Her dad stared at her with those eyes that had so frightened her when she had done something wrong. “Hand me that jar, the one on the TV.”
It was a canning jar, and he twisted off the lid as he took it. He picked out a small, jagged pebble, feeling it. “I picked this one up while walking in the park. I saw a cardinal, and I remembered how I dreamed of flying when I was young.” He set it on the table and retrieved another, a round brown stone. “This one came from the porch. I was sitting there and suddenly realized I was no longer afraid of death.” He set that one down too and chose another. “This one came on a winter thaw when I first sensed the coming spring.” He held the jar in his lap. “I have ones for when each of you first learned to ride a bike and when you got married and when your Mom died. They’re mixed in with the rest. But there are so many other moments, times of insight and clarity and the gentle turning of real life. And so I marked them. Thousands of moments anchored forever in a little chunk of earth. I know it’s ridiculous, but I look at them, and without even thinking of each, I am surrounded by a mountain of experiences. I will not leave them.”
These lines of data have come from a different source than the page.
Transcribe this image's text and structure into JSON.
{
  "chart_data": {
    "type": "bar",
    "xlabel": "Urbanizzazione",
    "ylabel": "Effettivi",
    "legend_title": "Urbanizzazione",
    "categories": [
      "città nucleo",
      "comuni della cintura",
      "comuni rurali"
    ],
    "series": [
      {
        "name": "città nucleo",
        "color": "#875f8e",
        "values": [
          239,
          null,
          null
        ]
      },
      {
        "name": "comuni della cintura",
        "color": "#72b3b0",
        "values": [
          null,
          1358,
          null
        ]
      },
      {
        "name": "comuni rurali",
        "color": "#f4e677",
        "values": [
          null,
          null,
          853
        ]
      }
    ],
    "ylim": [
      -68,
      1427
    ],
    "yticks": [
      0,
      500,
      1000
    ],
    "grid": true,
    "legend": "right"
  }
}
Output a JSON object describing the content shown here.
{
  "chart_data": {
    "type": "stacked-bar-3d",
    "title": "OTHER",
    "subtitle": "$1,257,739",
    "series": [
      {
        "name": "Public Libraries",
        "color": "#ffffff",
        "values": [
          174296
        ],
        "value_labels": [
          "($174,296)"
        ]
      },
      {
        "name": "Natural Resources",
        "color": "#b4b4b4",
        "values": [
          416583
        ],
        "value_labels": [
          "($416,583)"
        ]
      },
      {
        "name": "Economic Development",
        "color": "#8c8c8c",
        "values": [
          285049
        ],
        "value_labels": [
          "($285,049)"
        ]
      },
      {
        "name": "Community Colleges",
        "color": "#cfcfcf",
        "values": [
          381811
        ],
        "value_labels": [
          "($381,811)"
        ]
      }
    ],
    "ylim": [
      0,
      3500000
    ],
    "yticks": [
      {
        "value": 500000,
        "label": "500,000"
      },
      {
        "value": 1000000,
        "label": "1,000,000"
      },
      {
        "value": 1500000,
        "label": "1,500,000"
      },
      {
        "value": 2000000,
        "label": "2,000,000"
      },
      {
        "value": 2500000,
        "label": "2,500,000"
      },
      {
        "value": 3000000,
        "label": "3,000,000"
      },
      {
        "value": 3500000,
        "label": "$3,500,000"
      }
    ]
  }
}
She looked around, understanding what he said and a little overwhelmed. “But, Dad, they’re still rocks.”
“Nothing’s just what it is, Sarah, not once someone’s touched it. Go to a garage sale. Aren’t there memories there? It’s a veritable family history. Walk in an old house, in an abandoned building, in a ruins. We pick up stones shaped by cavemen and put them in museums. What we touch remains alive forever.”
She realized her father was near tears. She was not sure she had seen him cry before. “Dad, it isn’t possible.”
“It’s everything I have,” he said. “I’m afraid of losing it.”
She knelt beside his chair and put her hands around the jar he held. “Take this one. I’ll put the others in storage, and I’ll exchange them whenever I visit.”
“You better,” he said gruffly.
“I will, Dad.” She closed her eyes, pierced by an emotion, and opened them again. “And I want you to tell me what they are. Okay?”
He eyed her warily. “It’s hard. They’ve been mine for so long.”
He nodded. “Of course.”
As she left the house she stopped. She bent down and picked up a small rock. It was to remind her of the moment when she realized that someday she would no longer have a father.